The picture shows 8 rises and 11 falls, 7 of them in Asia, with the total down 7.9%.
The January figures showed only a 2.2% decline.
At this point we cannot say how accurately this reflects the trend for exports in the period ahead.
What the monthly out-turns, and those for the February year, also show is the strength of some of our larger markets and the breadth of our export base.
In the year to February 1998 across 20 nations, exports were up in 12 cases and down in eight, for a total increase in export value of 3.1%.
That included some very major rises, for example 20% to the United States, 21% to Singapore, and 31% to Russia.
New Zealand’s export base through the 1990s has been diversifying as well as expanding.

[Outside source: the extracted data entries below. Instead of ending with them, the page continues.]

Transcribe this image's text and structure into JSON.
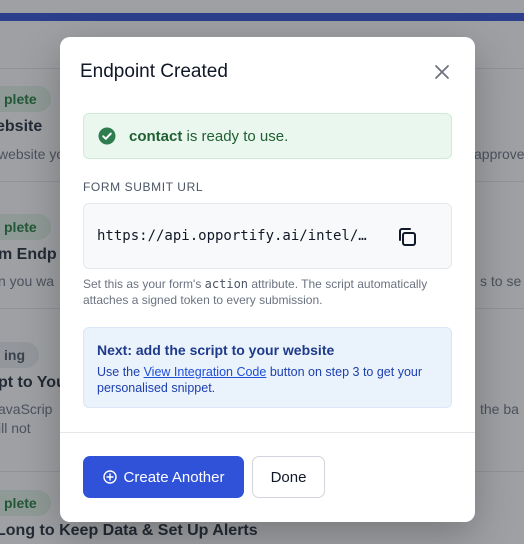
{
  "background": {
    "sections": [
      {
        "badge": "plete",
        "title": "ebsite",
        "text_left": "website yo",
        "text_right": "approve"
      },
      {
        "badge": "plete",
        "title": "m Endp",
        "text_left": "n you wa",
        "text_right": "s to se"
      },
      {
        "badge": "ing",
        "title": "pt to You",
        "text_left": "avaScrip",
        "text_left2": "ill not",
        "text_right": "the ba"
      },
      {
        "badge": "plete",
        "title": "Long to Keep Data & Set Up Alerts"
      }
    ]
  },
  "modal": {
    "title": "Endpoint Created",
    "close_icon": "close-icon",
    "success": {
      "icon": "check-circle-icon",
      "endpoint_name": "contact",
      "message": " is ready to use."
    },
    "form_submit_url": {
      "label": "FORM SUBMIT URL",
      "value": "https://api.opportify.ai/intel/…",
      "copy_icon": "copy-icon",
      "helper_pre": "Set this as your form's ",
      "helper_code": "action",
      "helper_post": " attribute. The script automatically attaches a signed token to every submission."
    },
    "next_step": {
      "title": "Next: add the script to your website",
      "text_pre": "Use the ",
      "link_label": "View Integration Code",
      "text_post": " button on step 3 to get your personalised snippet."
    },
    "buttons": {
      "create_another": "Create Another",
      "done": "Done"
    }
  },
  "colors": {
    "primary": "#2f52d8",
    "success_bg": "#eaf7ee",
    "success_icon": "#2e7d4f",
    "info_bg": "#eaf2fc"
  }
}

Total exports grew by 54% in the period from 1990 to 1997, a significant gain on earlier growth rates, with non-food exports up almost 80%.
This performance is even more notable given that through some of this period exporters had to cope with a rapidly appreciating dollar.
The 16% weakening in the TWI since last April improves the environment for exporters considerably.
The effects of these currency movements is reflected in non-commodity manufactured exports, which after averaging close to 16% growth a year in 1991-95, fell back to an average annual rate of 0.6% from September ‘95 to March ‘97.
Since then, they have kicked back up to an annual growth rate above 12% in the second half of last year.